Terkait kebijakan daerah, pemerintah daerah lewat pengawasan DPRD dan DPD, serta masyarakat sipil harus menerapkan kebijakan yang tidak hanya propembangunan dan kesejahteraan, namun juga memperhatikan dampak terhadap lingkungan. Peraturan tentang tata ruang dan wilayah harus diterapkan secara seksama dan konsisten dan berlaku untuk semua pemangku kebijakan. Pemberian ijin perkebunan dan HTI harus diikuti pengawasan yang rutin dan ketat terutama untuk pembukaan lahan, mengingat parahnya dampak kebakaran lahan dan hutan selama ini. Jika terbukti ada pelanggaran, maka pemerintah tidak boleh sungkan untuk mengambil tindakan hukum, termasuk pencabutan ijin usaha. Di sisi lain, pemerintah juga harus memberikan pendampingan kepada masyarakat untuk pembukaan lahan yang ramah lingkungan untuk mencegah kebakaran lahan dan hutan. Hal ini bisa dilakukan melalui dinas-dinas terkait, seperti dinas pertanian dan dinas kehutanan, serta LSM peduli lingkungan. Selain itu, jika ada kebijakan lokal yang diterapkan masyarakat seperti masyarakat adat terkait pembukaan lahan, hal ini bisa menjadi masukan pemerintah dan para pengolah lahan yang ada, termasuk masyarakat pada umumnya. Namun, jika terjadi pelanggaran terhadap pembukaan lahan, sekali lagi, pemerintah harus tegas menegakkan hukum. Terkait masalah klasik seperti koordinasi, sudah menjadi pekerjaan rumah wajib bagi pemerintah untuk memperbaiki komunikasi dan koordinasinya dengan pihakpihak terkait. Ini harus dilakukan di pelbagai lini dari tingkat pusat hingga daerah. Jika perlu, kebijakan yang menghambat penanggulangan masalah dengan sigap harus dikaji kembali, apalagi mengingat sifat birokrasi yang hirarkis, prosedural, dan membutuhkan landasan peraturan yang jelas untuk bertindak.
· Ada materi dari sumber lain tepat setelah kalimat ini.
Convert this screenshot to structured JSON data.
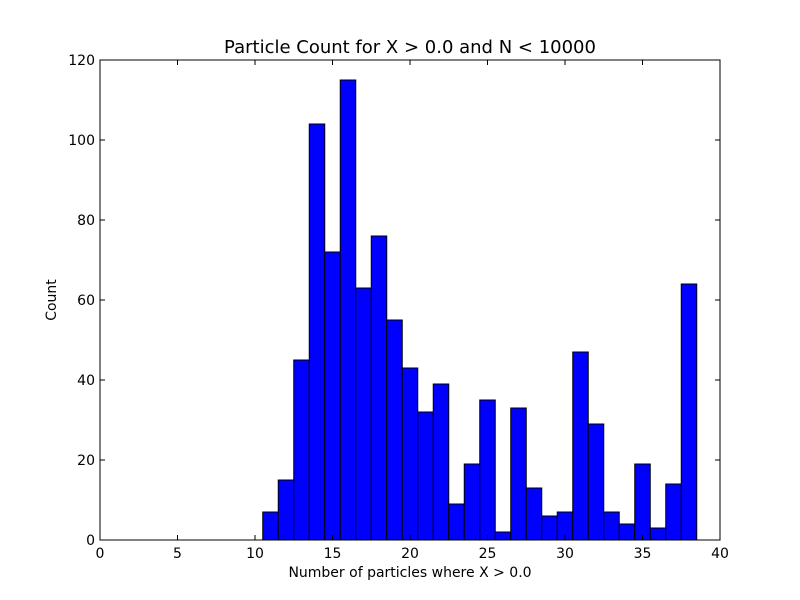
{
  "chart_data": {
    "type": "bar",
    "title": "Particle Count for X > 0.0 and N < 10000",
    "xlabel": "Number of particles where X > 0.0",
    "ylabel": "Count",
    "xlim": [
      0,
      40
    ],
    "ylim": [
      0,
      120
    ],
    "x_ticks": [
      "0",
      "5",
      "10",
      "15",
      "20",
      "25",
      "30",
      "35",
      "40"
    ],
    "y_ticks": [
      "0",
      "20",
      "40",
      "60",
      "80",
      "100",
      "120"
    ],
    "grid": false,
    "bar_color": "#0000ff",
    "bins": [
      {
        "start": 10.5,
        "end": 11.5,
        "count": 7
      },
      {
        "start": 11.5,
        "end": 12.5,
        "count": 15
      },
      {
        "start": 12.5,
        "end": 13.5,
        "count": 45
      },
      {
        "start": 13.5,
        "end": 14.5,
        "count": 104
      },
      {
        "start": 14.5,
        "end": 15.5,
        "count": 72
      },
      {
        "start": 15.5,
        "end": 16.5,
        "count": 115
      },
      {
        "start": 16.5,
        "end": 17.5,
        "count": 63
      },
      {
        "start": 17.5,
        "end": 18.5,
        "count": 76
      },
      {
        "start": 18.5,
        "end": 19.5,
        "count": 55
      },
      {
        "start": 19.5,
        "end": 20.5,
        "count": 43
      },
      {
        "start": 20.5,
        "end": 21.5,
        "count": 32
      },
      {
        "start": 21.5,
        "end": 22.5,
        "count": 39
      },
      {
        "start": 22.5,
        "end": 23.5,
        "count": 9
      },
      {
        "start": 23.5,
        "end": 24.5,
        "count": 19
      },
      {
        "start": 24.5,
        "end": 25.5,
        "count": 35
      },
      {
        "start": 25.5,
        "end": 26.5,
        "count": 2
      },
      {
        "start": 26.5,
        "end": 27.5,
        "count": 33
      },
      {
        "start": 27.5,
        "end": 28.5,
        "count": 13
      },
      {
        "start": 28.5,
        "end": 29.5,
        "count": 6
      },
      {
        "start": 29.5,
        "end": 30.5,
        "count": 7
      },
      {
        "start": 30.5,
        "end": 31.5,
        "count": 47
      },
      {
        "start": 31.5,
        "end": 32.5,
        "count": 29
      },
      {
        "start": 32.5,
        "end": 33.5,
        "count": 7
      },
      {
        "start": 33.5,
        "end": 34.5,
        "count": 4
      },
      {
        "start": 34.5,
        "end": 35.5,
        "count": 19
      },
      {
        "start": 35.5,
        "end": 36.5,
        "count": 3
      },
      {
        "start": 36.5,
        "end": 37.5,
        "count": 14
      },
      {
        "start": 37.5,
        "end": 38.5,
        "count": 64
      }
    ]
  }
}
Lebih jauh, untuk melakukan tindakan preventif, pemerintah harus memastikan bahwa informasi penting dari badan-badan terkait, seperti BMKG dan BPBD, maupun laporan dari masyarakat, LSM, dan media dapat segera dicek dan ditindaklanjuti, apalagi masalah kebakaran lahan dan hutan bukan masalah yang baru terjadi sekali dan sudah berdampak serius di berbagai bidang. Untuk itu, pemerintah pusat maupun daerah harus memiliki good will dan kesadaran untuk mengalokasikan anggaran yang memadai baik untuk tindakan preventif, responsif, dan kuratif dalam mengatasi permasalahan kebakaran lahan dan hutan. Jika diperlukan, seharusnya pemerintah juga bisa meminta bantuan internasional sesuai dengan kebutuhan.

Lewat langkah-langkah ini diharapkan pemerintah dapat didorong untuk mampu memperbaiki kinerjanya dengan mengatasi masalah klasik sekaligus menerapkan prinsip-prinsip good governance agar dapat melakukan fungsinya secara optimal, responsif, dan relevan.